Women, Domesticity and Closet Drama - RSA Dublin, 2021
Women, Domesticity and Closet Drama in Early Modern England
A proposal for an Epistémè-sponsered panel at RSA Dublin, 2021
We are seeking proposals for an Epistémè-sponsored panel at RSA Dublin, 2021, entitled ‘Women, Domesticity and Closet Drama in Early Modern England’. This panel seeks to examine women’s agency in closet drama by questioning its definition as a ‘domestic’ genre. Closet drama is traditionally defined in opposition to commercial theatre, by pitting professional companies performing in front of a wide, mostly anonymous audience against amateur writers and actors performing for a restricted audience of families and friends within the home. This domestic context enabled women to perform at least some of the parts in plays that portray and usually focus on complex female characters, allowing them to break to a certain extent from the social constraints of the early modern stage, from which women were barred. Yet closet drama often engages with political, societal and historical issues, using the protected space of the home to reflect upon the wider cultural environment in which it takes place.

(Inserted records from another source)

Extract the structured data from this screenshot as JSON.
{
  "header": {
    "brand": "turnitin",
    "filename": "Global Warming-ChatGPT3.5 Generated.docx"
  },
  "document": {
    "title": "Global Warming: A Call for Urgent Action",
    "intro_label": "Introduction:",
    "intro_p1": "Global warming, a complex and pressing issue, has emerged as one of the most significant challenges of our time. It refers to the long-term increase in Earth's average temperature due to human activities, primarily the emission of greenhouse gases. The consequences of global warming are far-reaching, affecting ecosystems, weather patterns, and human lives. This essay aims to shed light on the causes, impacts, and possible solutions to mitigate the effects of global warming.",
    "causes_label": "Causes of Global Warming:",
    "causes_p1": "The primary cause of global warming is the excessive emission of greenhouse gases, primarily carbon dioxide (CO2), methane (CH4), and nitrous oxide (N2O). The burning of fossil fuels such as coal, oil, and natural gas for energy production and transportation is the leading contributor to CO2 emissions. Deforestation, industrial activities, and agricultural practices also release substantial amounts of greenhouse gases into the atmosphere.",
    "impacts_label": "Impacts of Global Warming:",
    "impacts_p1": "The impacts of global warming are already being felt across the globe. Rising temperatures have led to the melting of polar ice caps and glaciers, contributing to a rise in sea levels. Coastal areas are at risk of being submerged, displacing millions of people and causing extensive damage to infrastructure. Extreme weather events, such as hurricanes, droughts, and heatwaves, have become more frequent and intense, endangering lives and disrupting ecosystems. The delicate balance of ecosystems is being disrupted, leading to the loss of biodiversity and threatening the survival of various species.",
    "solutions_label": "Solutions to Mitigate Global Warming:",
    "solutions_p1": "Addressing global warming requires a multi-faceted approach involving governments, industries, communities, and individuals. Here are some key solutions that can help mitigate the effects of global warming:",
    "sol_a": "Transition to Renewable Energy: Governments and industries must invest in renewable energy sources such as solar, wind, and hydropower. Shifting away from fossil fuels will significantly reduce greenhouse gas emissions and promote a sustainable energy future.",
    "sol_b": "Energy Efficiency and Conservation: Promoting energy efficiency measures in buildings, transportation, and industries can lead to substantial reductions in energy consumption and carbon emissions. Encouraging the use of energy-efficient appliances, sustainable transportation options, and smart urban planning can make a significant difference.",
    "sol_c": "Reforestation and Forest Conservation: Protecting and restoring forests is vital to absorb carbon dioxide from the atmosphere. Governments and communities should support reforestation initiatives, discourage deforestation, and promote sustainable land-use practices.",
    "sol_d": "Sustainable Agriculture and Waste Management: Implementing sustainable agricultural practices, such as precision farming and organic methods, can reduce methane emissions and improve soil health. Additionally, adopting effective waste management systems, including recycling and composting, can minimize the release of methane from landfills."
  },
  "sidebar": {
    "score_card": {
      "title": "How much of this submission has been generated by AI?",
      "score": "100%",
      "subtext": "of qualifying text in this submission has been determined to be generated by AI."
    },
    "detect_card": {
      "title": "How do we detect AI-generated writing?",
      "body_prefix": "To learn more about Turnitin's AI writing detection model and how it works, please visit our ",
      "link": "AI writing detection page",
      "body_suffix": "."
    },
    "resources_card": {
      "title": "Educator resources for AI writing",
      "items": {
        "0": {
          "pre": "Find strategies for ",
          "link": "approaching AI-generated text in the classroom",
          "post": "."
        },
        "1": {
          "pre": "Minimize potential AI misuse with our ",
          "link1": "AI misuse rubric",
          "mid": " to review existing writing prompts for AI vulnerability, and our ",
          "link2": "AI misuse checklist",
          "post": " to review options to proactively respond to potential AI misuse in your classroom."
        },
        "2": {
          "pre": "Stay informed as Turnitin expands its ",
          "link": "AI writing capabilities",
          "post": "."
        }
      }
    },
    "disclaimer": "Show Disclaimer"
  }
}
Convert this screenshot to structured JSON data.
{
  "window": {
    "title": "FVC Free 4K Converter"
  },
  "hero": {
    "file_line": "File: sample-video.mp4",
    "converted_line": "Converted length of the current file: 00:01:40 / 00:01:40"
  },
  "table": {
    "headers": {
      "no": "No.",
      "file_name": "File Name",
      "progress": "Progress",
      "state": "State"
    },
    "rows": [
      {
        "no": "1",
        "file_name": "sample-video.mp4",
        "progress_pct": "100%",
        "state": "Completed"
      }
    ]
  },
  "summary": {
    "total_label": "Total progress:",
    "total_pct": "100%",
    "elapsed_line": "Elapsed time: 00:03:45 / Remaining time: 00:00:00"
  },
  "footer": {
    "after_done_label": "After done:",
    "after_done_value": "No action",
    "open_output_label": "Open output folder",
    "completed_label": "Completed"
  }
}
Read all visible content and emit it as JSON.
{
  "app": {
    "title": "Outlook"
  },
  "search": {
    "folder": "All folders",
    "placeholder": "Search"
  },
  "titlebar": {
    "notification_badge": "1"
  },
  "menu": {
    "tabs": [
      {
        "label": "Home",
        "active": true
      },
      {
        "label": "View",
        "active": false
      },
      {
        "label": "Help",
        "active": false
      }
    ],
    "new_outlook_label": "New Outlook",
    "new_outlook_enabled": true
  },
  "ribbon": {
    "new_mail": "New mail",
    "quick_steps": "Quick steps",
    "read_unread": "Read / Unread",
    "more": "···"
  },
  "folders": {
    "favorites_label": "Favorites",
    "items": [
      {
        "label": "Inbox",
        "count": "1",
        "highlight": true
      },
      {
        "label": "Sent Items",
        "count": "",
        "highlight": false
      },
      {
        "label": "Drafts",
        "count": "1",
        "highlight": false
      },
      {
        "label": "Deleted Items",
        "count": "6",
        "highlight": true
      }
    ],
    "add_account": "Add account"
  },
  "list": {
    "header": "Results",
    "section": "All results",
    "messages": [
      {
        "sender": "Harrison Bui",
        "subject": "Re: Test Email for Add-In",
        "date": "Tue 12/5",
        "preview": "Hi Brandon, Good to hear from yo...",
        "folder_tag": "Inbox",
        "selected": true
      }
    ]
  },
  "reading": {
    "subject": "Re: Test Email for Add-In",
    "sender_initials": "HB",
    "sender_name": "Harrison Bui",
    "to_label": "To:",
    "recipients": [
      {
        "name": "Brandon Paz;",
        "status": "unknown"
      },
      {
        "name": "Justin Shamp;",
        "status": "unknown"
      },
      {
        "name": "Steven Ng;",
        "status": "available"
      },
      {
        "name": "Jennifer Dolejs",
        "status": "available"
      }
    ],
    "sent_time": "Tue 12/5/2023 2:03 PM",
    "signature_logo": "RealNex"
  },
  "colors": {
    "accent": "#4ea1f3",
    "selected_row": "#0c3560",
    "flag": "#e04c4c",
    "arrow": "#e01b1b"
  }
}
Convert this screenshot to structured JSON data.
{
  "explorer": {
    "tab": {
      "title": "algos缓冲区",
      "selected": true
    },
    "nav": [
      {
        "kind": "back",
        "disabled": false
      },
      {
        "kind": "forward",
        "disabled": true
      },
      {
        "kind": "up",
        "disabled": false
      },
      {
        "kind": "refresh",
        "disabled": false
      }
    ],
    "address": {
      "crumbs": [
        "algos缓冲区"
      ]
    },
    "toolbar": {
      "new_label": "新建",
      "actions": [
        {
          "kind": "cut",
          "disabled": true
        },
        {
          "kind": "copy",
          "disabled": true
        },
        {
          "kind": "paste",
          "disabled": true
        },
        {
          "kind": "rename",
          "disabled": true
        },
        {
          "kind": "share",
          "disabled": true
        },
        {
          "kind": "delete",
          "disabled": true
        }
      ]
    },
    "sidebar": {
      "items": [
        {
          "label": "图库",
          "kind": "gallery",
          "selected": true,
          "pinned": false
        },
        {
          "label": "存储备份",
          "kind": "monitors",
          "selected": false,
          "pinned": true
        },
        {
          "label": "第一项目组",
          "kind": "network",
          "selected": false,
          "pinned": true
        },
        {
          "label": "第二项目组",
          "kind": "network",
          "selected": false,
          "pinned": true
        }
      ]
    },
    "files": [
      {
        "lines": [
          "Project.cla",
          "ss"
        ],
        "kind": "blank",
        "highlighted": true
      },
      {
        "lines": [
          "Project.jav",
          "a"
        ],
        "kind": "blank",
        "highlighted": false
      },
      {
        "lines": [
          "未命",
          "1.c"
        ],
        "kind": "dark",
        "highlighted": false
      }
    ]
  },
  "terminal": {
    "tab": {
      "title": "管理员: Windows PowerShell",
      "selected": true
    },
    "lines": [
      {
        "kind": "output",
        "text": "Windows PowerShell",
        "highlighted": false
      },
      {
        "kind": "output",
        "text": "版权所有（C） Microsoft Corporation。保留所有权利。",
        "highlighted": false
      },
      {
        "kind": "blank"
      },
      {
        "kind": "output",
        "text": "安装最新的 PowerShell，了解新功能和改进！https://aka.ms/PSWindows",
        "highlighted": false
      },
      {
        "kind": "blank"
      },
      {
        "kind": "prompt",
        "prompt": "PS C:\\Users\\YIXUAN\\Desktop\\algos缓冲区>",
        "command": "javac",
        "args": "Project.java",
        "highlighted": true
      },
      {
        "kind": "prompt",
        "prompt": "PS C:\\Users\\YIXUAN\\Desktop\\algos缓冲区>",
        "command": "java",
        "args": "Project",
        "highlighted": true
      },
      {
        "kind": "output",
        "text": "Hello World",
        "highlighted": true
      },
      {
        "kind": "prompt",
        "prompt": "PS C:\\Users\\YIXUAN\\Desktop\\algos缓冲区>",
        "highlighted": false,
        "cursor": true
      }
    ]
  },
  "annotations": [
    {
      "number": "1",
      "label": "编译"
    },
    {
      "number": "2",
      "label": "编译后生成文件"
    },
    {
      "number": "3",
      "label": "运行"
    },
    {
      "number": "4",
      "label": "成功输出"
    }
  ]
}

Although these plays were first devised for a restricted circle, then circulated in manuscript form, they were also usually published – most notably those written by women: Mary Sidney Herbert’s Antonius (1592) and Elizabeth Cary’s The Tragedy of Mariam (1613). Those are usually considered as respectively the first and last of the corpus, which also comprises Fulke Greville’s Mustapha (1596) and Alaham (1601), Thomas Kyd’s Cornelia (1594) or Samuel Daniel’s Philotas (1604), among others. To what extent, therefore, can such plays be called ‘domestic’? How do they make use of the specificities of a private, enclosed space for their own production? What role(s) did the materiality of the home play in the creation of these plays, and did it influence the materiality of the texts themselves? How does closet drama challenge our understanding of what is private and what is public, and how did women in particular make use of such ambiguities to explore certain issues, affirm their own voices and legitimise their authorship? Despite the generalising phrase, ‘closet drama’, the corpus brings together plays whose similarities should not eclipse their differences, so that the responses to these questions will not necessarily be the same for all of the plays in the corpus. We are inviting proposals for examinations of individual plays, comparative and cross-cultural approaches, as well as gender and material-oriented perspectives.